Page:Popular Science Monthly Volume 62.djvu/447

From Wikisource
Jump to navigation Jump to search
This page has been proofread, but needs to be validated.




By Director R. H. THURSTON,


THE preparation of the man who has chosen to enter a profession involves, properly, suitability for the profession chosen, in character, ability and a special talent, if not a genius, as a basis and an excuse for that preparation. It should include a general education sufficient to give the individual the knowledge and culture demanded, in this generation, of all who aspire to enroll themselves in the ranks of the leaders of the professions, broad enough and deep enough to command respect and to justify confidence both in the man's attainments and in their utilization. It must involve training, both gymnastic and 'practical,' and development of that strength and maturity without which the professional apprenticeship of the special school can not be appreciated or its best results attained. Education, in the commonly accepted meaning of the term, should be carried as far and as high as the time, the means and the ability of the man permit and continued, if possible, until he has acquired maturity, earnestness, intelligent ambition and thorough assurance that he has chosen the right field of work for his life's long endeavors. Yet, from the day when it becomes certain that his field of work may be safely selected, a thread of special preparation may run through all the sequence of his studies without injury to their value in the development of the man.

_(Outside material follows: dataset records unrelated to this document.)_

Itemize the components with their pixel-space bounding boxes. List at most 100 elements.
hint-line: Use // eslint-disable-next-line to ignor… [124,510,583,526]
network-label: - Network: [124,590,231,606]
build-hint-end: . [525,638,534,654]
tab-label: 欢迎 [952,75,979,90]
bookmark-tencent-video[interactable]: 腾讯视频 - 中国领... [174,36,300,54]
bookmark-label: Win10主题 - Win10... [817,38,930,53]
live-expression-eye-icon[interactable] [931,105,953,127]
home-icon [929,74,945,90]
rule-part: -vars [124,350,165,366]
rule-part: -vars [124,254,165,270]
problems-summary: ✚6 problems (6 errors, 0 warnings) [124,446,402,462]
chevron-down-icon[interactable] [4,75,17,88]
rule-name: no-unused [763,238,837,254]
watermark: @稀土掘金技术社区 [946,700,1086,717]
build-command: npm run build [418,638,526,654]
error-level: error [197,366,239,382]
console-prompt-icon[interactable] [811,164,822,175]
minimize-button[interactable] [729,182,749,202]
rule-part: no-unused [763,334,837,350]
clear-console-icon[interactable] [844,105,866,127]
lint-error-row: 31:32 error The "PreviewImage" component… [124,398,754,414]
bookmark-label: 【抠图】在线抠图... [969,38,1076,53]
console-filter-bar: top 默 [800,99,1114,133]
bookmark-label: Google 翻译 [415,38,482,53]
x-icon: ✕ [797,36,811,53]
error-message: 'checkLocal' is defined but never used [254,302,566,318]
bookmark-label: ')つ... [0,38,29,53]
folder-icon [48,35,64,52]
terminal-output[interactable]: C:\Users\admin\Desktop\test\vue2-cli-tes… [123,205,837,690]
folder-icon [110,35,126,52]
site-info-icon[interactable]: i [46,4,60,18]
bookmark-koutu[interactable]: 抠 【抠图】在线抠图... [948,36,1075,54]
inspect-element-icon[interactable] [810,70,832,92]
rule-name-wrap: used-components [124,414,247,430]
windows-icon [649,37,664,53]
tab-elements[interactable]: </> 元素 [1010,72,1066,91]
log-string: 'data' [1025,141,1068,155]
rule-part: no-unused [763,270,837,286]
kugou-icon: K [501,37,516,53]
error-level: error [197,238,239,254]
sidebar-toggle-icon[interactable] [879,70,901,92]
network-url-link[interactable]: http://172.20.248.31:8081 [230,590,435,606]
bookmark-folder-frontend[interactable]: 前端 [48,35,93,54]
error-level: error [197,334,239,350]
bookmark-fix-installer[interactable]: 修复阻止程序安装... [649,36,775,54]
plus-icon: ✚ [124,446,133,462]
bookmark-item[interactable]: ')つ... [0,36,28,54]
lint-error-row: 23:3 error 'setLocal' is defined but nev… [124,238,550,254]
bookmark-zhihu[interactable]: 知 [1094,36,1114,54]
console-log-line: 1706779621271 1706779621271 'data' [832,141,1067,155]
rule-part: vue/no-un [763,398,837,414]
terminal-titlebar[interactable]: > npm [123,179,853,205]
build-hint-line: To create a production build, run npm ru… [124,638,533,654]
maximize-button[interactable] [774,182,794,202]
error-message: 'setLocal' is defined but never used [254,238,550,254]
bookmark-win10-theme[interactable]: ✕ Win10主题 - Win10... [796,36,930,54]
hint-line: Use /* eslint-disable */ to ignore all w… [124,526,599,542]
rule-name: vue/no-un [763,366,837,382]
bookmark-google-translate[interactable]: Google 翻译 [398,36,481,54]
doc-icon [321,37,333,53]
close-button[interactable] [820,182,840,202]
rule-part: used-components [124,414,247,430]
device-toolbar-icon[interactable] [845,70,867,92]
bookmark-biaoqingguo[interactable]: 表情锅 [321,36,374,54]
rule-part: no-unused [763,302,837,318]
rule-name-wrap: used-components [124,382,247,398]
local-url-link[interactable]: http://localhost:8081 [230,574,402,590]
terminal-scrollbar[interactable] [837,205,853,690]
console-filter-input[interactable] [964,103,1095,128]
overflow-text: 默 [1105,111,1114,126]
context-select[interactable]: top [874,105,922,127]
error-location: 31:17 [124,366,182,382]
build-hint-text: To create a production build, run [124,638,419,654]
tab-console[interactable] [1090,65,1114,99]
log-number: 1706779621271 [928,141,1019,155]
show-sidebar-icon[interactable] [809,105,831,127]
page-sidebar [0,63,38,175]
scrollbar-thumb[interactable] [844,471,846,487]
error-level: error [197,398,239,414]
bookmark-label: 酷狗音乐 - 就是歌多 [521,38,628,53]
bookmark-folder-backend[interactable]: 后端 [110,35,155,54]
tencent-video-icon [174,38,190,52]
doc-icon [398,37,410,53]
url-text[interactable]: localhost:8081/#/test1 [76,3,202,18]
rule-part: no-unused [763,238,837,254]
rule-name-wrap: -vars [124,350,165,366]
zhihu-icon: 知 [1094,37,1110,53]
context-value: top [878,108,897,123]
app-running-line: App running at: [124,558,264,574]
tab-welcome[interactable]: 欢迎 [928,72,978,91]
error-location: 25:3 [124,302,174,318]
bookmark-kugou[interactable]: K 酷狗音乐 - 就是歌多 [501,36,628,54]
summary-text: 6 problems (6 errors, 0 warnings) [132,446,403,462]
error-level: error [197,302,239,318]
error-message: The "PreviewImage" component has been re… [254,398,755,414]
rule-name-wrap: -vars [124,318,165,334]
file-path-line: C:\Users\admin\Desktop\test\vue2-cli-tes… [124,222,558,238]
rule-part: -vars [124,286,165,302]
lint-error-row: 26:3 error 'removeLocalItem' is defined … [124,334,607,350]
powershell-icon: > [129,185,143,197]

Mathematics may be taught by examples selected from the practical problems of the coming days of professional work; modern languages may be given large place in the curriculum; the sciences may be studied in a serious manner and intensively; these latter studies may be made to conspire for his advantage in the reading of scientific matter in foreign literatures. In many and very various ways, the bent of the child, the youth, the man, may be favored without loss of culture and with the great advantage of stimulating and maintaining his interest throughout. But, in the earlier stage, it would be a mistake to sacrifice culture and gymnastic training, true education, to professional training. Quite enough can usually be accomplished in the manner just indicated without observable distortion of the general education which every youth should rightfully claim. As secondary education and collegiate work in the 'liberal' arts are to-day conducted, it is probably always possible to secure a large part of the needed sci-

  1. Read before the N. Y. State Science Teachers' Association, Syracuse meeting, December 30, 1902.